Equipped with only a jewelry saw and a few basic tools, she began making silver jewelry (mostly pendants and simple earrings) using coins. She describes these early pieces as “basic” and “crude.”

“The prices started at $5 and climbed all the way to $25,” she recalls. After a while, she decided to try her luck selling her creations at craft shows.

Much of Dawkins’ work visually references the mountains.

“The first show I did was in Richmond, Virginia. I was so broke that I could not get a hotel room until I made some money.” Luckily, her first sale was to a woman of fine taste. “[She] was a nanny pushing one of those expensive baby carriages, and [she purchased] my most expensive items. Needless to say, I got a hotel for the night.” She even got to go out for dinner. “I remember it like yesterday, and it was 45 years ago,” she says. Dawkins continued working craft shows for several years, doing as many as 32 in a 12-month span.

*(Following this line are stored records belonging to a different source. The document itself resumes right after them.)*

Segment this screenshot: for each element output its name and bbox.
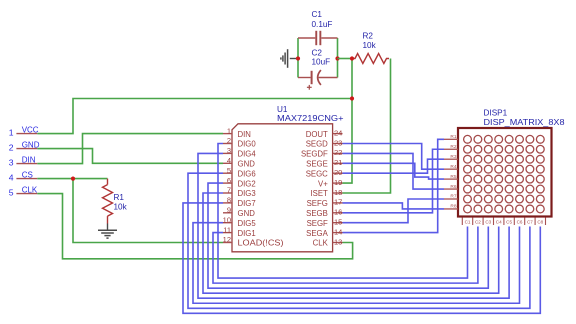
pin 5 DIG6: [223, 166, 256, 179]
svg-text:1: 1: [227, 126, 231, 135]
svg-text:DIG7: DIG7: [238, 199, 256, 208]
svg-text:DIG1: DIG1: [238, 229, 256, 238]
terminal CLK pin 5: [9, 186, 38, 198]
wire SEGD to R4: [343, 144, 445, 170]
svg-text:R2: R2: [450, 144, 456, 150]
svg-text:ISET: ISET: [310, 189, 328, 198]
svg-text:2: 2: [9, 143, 14, 153]
pin 21 SEGE: [306, 158, 342, 168]
svg-text:DISP1: DISP1: [484, 109, 508, 118]
terminal GND pin 2: [9, 141, 40, 153]
svg-text:R1: R1: [114, 193, 125, 202]
wire DIN net: [37, 134, 223, 164]
wire SEGF to R7: [343, 199, 445, 223]
svg-text:C8: C8: [537, 220, 543, 225]
svg-text:18: 18: [334, 188, 342, 197]
svg-text:C5: C5: [506, 220, 512, 225]
node V+ VCC junction: [350, 96, 354, 100]
pin 11 DIG1: [223, 225, 256, 238]
pin 14 SEGA: [306, 227, 342, 237]
pin 1 DIN: [223, 126, 251, 139]
pin 12 LOAD(!CS): [223, 235, 284, 248]
svg-text:R1: R1: [450, 134, 456, 140]
pin 7 DIG3: [223, 186, 256, 199]
svg-text:21: 21: [334, 158, 342, 167]
svg-text:VCC: VCC: [22, 126, 39, 135]
wire GND net: [37, 149, 223, 164]
wire DIG0 pin 2 to column C1: [218, 144, 468, 279]
svg-text:R5: R5: [450, 174, 456, 180]
svg-text:DIN: DIN: [238, 130, 251, 139]
pin 16 SEGB: [306, 208, 342, 218]
svg-text:DOUT: DOUT: [306, 130, 328, 139]
ground below R1: [98, 224, 117, 239]
node R2 left junction: [350, 56, 354, 60]
svg-text:LOAD(!CS): LOAD(!CS): [238, 239, 284, 248]
svg-text:SEGC: SEGC: [306, 169, 328, 178]
IC U1 MAX7219CNG+ body: [232, 124, 333, 252]
svg-text:10k: 10k: [114, 203, 128, 212]
wire CS net to R1 and LOAD: [37, 179, 223, 243]
svg-text:3: 3: [227, 146, 231, 155]
wire SEFG to R8: [343, 203, 445, 209]
pin 13 CLK: [313, 237, 343, 247]
pin 9 GND: [223, 206, 255, 219]
svg-text:12: 12: [223, 235, 231, 244]
wire DIG2 pin 6 to column C3: [208, 183, 488, 288]
svg-text:V+: V+: [318, 179, 328, 188]
svg-text:5: 5: [9, 188, 14, 198]
svg-text:10: 10: [223, 215, 231, 224]
svg-text:R8: R8: [450, 204, 456, 210]
svg-text:SEGD: SEGD: [306, 140, 328, 149]
pin 23 SEGD: [306, 138, 343, 148]
svg-text:5: 5: [227, 166, 231, 175]
terminal VCC pin 1: [9, 126, 39, 138]
pin 8 DIG7: [223, 196, 256, 209]
display DISP1 box: [458, 128, 552, 217]
svg-text:23: 23: [334, 138, 342, 147]
svg-text:17: 17: [334, 198, 342, 207]
svg-text:8: 8: [227, 196, 231, 205]
svg-text:15: 15: [334, 218, 342, 227]
svg-text:19: 19: [334, 178, 342, 187]
svg-text:0.1uF: 0.1uF: [312, 20, 333, 29]
display LED dot grid: [464, 135, 545, 212]
svg-text:2: 2: [227, 136, 231, 145]
label R2 value: [363, 31, 377, 50]
svg-text:DIG5: DIG5: [238, 219, 257, 228]
pin 20 SEGC: [306, 168, 343, 178]
wire VCC net: [37, 99, 352, 134]
svg-text:DIG6: DIG6: [238, 169, 256, 178]
pin 2 DIG0: [223, 136, 256, 149]
svg-text:R6: R6: [450, 184, 456, 190]
svg-text:C6: C6: [517, 220, 523, 225]
svg-text:DISP_MATRIX_8X8: DISP_MATRIX_8X8: [484, 118, 565, 127]
svg-text:16: 16: [334, 208, 342, 217]
pin 24 DOUT: [306, 128, 343, 138]
label DISP1: [484, 109, 565, 127]
svg-text:CLK: CLK: [22, 186, 38, 195]
terminal DIN pin 3: [9, 156, 38, 168]
pin 6 DIG2: [223, 176, 256, 189]
svg-text:10k: 10k: [363, 41, 377, 50]
wire cap loop left: [297, 38, 299, 78]
svg-text:10uF: 10uF: [312, 58, 331, 67]
node cap left junction: [296, 56, 300, 60]
svg-text:CS: CS: [22, 171, 33, 180]
pin 22 SEGDF: [301, 148, 343, 158]
svg-text:SEGDF: SEGDF: [301, 150, 328, 159]
svg-text:R3: R3: [450, 154, 456, 160]
svg-text:C2: C2: [475, 220, 481, 225]
svg-text:22: 22: [334, 148, 342, 157]
wire SEGDF to R6: [343, 153, 445, 189]
label R1 value: [114, 193, 128, 212]
svg-text:DIG4: DIG4: [238, 150, 257, 159]
svg-text:SEGE: SEGE: [306, 160, 328, 169]
wire V+ net: [343, 59, 353, 184]
svg-text:20: 20: [334, 168, 342, 177]
svg-text:C1: C1: [312, 10, 323, 19]
svg-text:C3: C3: [485, 220, 491, 225]
svg-text:SEFG: SEFG: [307, 199, 328, 208]
svg-text:4: 4: [227, 156, 231, 165]
wire CLK net: [37, 194, 352, 259]
svg-text:R7: R7: [450, 194, 456, 200]
terminal CS pin 4: [9, 171, 38, 183]
svg-text:9: 9: [227, 206, 231, 215]
pin 10 DIG5: [223, 215, 257, 228]
svg-text:C1: C1: [465, 220, 471, 225]
wire DIG5 pin 10 to column C6: [193, 223, 520, 304]
svg-text:DIN: DIN: [22, 156, 36, 165]
wire DIG4 pin 3 to column C5: [198, 153, 509, 298]
wire cap loop right: [337, 38, 339, 78]
svg-text:13: 13: [334, 237, 342, 246]
svg-text:C7: C7: [527, 220, 533, 225]
svg-text:7: 7: [227, 186, 231, 195]
wire SEGB to R2: [343, 149, 445, 213]
wire DIG3 pin 7 to column C4: [203, 193, 499, 293]
wire SEGA to R1: [343, 139, 445, 232]
label C2: [312, 48, 331, 66]
svg-text:GND: GND: [22, 141, 40, 150]
svg-text:MAX7219CNG+: MAX7219CNG+: [277, 114, 344, 123]
node cap right junction: [335, 56, 339, 60]
pin 4 GND: [223, 156, 255, 169]
svg-text:R4: R4: [450, 164, 456, 170]
pin 18 ISET: [310, 188, 342, 198]
svg-text:SEGB: SEGB: [306, 209, 328, 218]
svg-text:DIG2: DIG2: [238, 179, 256, 188]
capacitor C2 electrolytic: [298, 70, 338, 90]
resistor R1: [103, 179, 113, 224]
svg-text:SEGF: SEGF: [307, 219, 328, 228]
svg-text:SEGA: SEGA: [306, 229, 328, 238]
svg-text:CLK: CLK: [313, 239, 329, 248]
label U1: [277, 105, 344, 123]
svg-text:GND: GND: [238, 209, 256, 218]
svg-text:24: 24: [334, 128, 342, 137]
display column pins C1-C8: [462, 218, 545, 226]
svg-text:4: 4: [9, 173, 14, 183]
svg-text:GND: GND: [238, 160, 256, 169]
wire DIG1 pin 11 to column C2: [213, 227, 478, 284]
display row pins R1-R8: [444, 134, 458, 210]
svg-text:1: 1: [9, 128, 14, 138]
svg-text:U1: U1: [277, 105, 288, 114]
svg-text:DIG0: DIG0: [238, 140, 257, 149]
svg-text:C4: C4: [496, 220, 502, 225]
pin 15 SEGF: [307, 218, 343, 228]
svg-text:6: 6: [227, 176, 231, 185]
label C1: [312, 10, 333, 29]
capacitor C1: [298, 31, 338, 45]
pin 19 V+: [318, 178, 342, 188]
wire SEGC to R3: [343, 159, 445, 173]
resistor R2: [352, 54, 389, 64]
wire DIG7 pin 8 to column C8: [183, 203, 540, 313]
svg-text:DIG3: DIG3: [238, 189, 256, 198]
ground at caps: [281, 49, 298, 68]
svg-text:14: 14: [334, 227, 342, 236]
pin 17 SEFG: [307, 198, 343, 208]
wire DIG6 pin 5 to column C7: [188, 173, 530, 308]
svg-text:C2: C2: [312, 48, 323, 57]
svg-text:R2: R2: [363, 31, 374, 40]
node CS junction: [71, 177, 75, 181]
wire ISET net: [343, 59, 391, 194]
pin 3 DIG4: [223, 146, 256, 159]
wire SEGE to R5: [343, 163, 445, 179]
wire caps to R2: [338, 58, 353, 60]
svg-text:11: 11: [223, 225, 231, 234]
svg-text:3: 3: [9, 158, 14, 168]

In 1983, she moved to Asheville, and a few months later, opened Jewelry Design, becoming a pioneer artisan on Lexington Avenue. Then Carol Schniedewind joined the firm. “Carol was instrumental in changing our name to Jewels That Dance,” says Dawkins. “She does all the marketing … without her, our design studio would not be what it is today.”

In 1986, Jewels That Dance moved to its current location on Haywood Street. Last year brought somewhat of a pearl-anniversary present: the business was named the top “Designer Jewelry Store” in the U.S. by the trade organization JCK.

Paula Dawkins has a fondness for rings.

In the early years, Dawkins focused primarily on developing wholesale outlets. At one point, more than 75 national galleries carried her work. In the late ’90s, though, with business increasing at her store in Asheville, she decided to devote more of her creative energy to the retail side of her operation. Along with the other three designers at Jewels That Dance, she makes one-of-a-kind pieces (including custom work) and limited-edition designs.

Basically self taught, Dawkins received additional education through courses at Penland School of Crafts, Holland School for Jewelers, training in the use of computer-assisted design from Gemvision, and certification in diamond grading from the Gemological Institute of America.

In the end it comes back to what is basic (though never crude). “I love arranging different gemstones to form a pleasing palette,” she says. “It’s a jeweler’s version of painting. This is the art.”